Re: Mortise question for Adam C.
Adam Cherubini, NJ
>You mention cross-grain paring followed by removing triangular chunks. I'm imagining holding the chisel diagonal to the workpiece
No. You're just making a series of incisions, if you will, perdendicular to the length of the mortise, perpendicular to the mortise's cheeks, parallel to the ends you chopped in the previously step. Okay? Not diagonal.
It really is hard for me to explain and frustrating. You may not prefer this tecnhique, you may think I'm wrong (and I may be), but in 3 minutes you'd totally understand why I do it, why the chisel is shaped the way it is, why I hold it the way I do, why 19th century mortise chisels are still in such great shape, etc.
Anyway, these incisions are just that. The first pass doesn't produce chips. I like to start at the far end and work backwards towards myself. With each subsequent incision, I align one edge of the chisel with the single gauged line. The incision lifts, but does not remove a thin chip. If the incisions were very close together, you might pop some out. The point is to stay in control, an produce a mortise exactly as wide asteh chisel all along is length and depth.
sidebar
I don't like mortising gauges since the chisel defines the width, not some gauged line. I think mortising gauges should be called tenoning gauges for their use makes more sense there.
On the second pass, working from the opposite direction, similar incisions make little vee shaped chips, but they are very thin. I continue with these light cuts back and forth until my mortise is deep enough to guide my chisel 1/4-3/8" deep. Keeping the mortise straight and true after that (when I start working faster, cutting more aggressively) becomes a function of keeping as much chisel in the mortise as possible. That happens by keeping a low angle.

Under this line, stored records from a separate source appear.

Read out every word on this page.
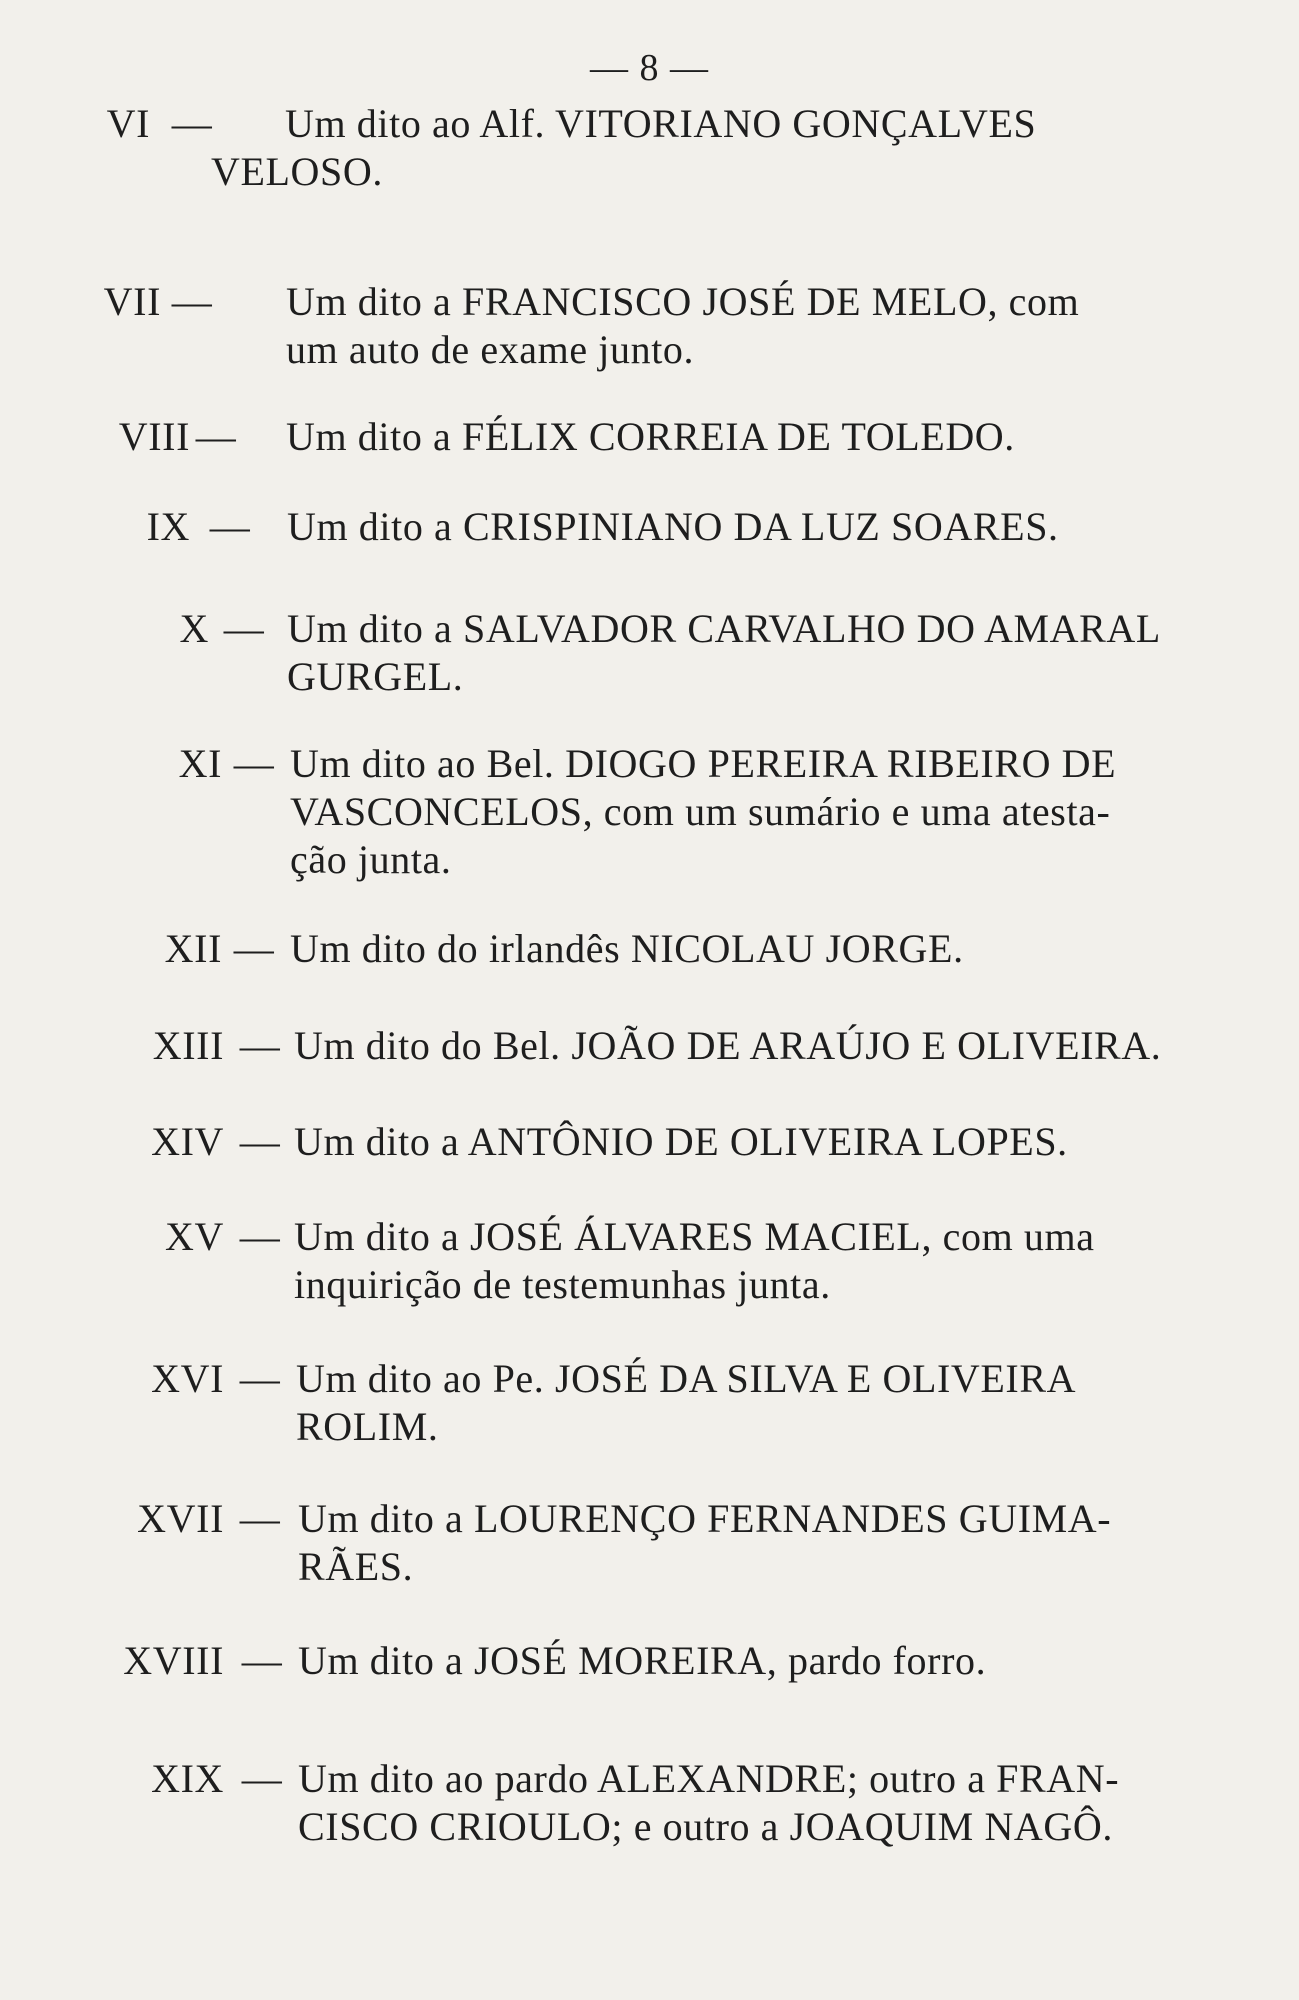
— 8 —
VI — Um dito ao Alf. VITORIANO GONÇALVES
VELOSO.
VII — Um dito a FRANCISCO JOSÉ DE MELO, com
um auto de exame junto.
VIII — Um dito a FÉLIX CORREIA DE TOLEDO.
IX — Um dito a CRISPINIANO DA LUZ SOARES.
X — Um dito a SALVADOR CARVALHO DO AMARAL
GURGEL.
XI — Um dito ao Bel. DIOGO PEREIRA RIBEIRO DE
VASCONCELOS, com um sumário e uma atesta-
ção junta.
XII — Um dito do irlandês NICOLAU JORGE.
XIII — Um dito do Bel. JOÃO DE ARAÚJO E OLIVEIRA.
XIV — Um dito a ANTÔNIO DE OLIVEIRA LOPES.
XV — Um dito a JOSÉ ÁLVARES MACIEL, com uma
inquirição de testemunhas junta.
XVI — Um dito ao Pe. JOSÉ DA SILVA E OLIVEIRA
ROLIM.
XVII — Um dito a LOURENÇO FERNANDES GUIMA-
RÃES.
XVIII — Um dito a JOSÉ MOREIRA, pardo forro.
XIX — Um dito ao pardo ALEXANDRE; outro a FRAN-
CISCO CRIOULO; e outro a JOAQUIM NAGÔ.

I may be totally wrong about all this, but I see this same technique used when sawing. To correct a cut, you lay the saw down into the slit to guide the saw. As in sawing, if the tool is 90 degrees to the work, its length or straightness does nothing to keep your line straight. Like ripping with a scroll saw. Make sense?
Again, I could be wrong, but I see over-arching attitudes or approaches to solving problems in the period shop. Guiding a cut by laying a tool into its cut is one philosophy (for lack of a better term) we see again and again. This technique uses that philosophy, so its seems to "fit" even though there isn't smoking gun evidence for it. The design of the chisel, its handle, the condition of antiques, all seem to corroborate.
Anyway, I hope I answered your question. If not contact me off line, so we don't bore everybody with this topic.
Adam
P.S. I find the stuff about the over-arching attitudes really interesting. Anybody else? That's sort of what my talk was about to the CJWA. I think there's another level or two of woodworking beyond techniques. I also think the period techniques are all related, physically, philosophically, etc. When you stumble across them, you get that Ah Ha! sort of moment, like a new discovery. Anybody else?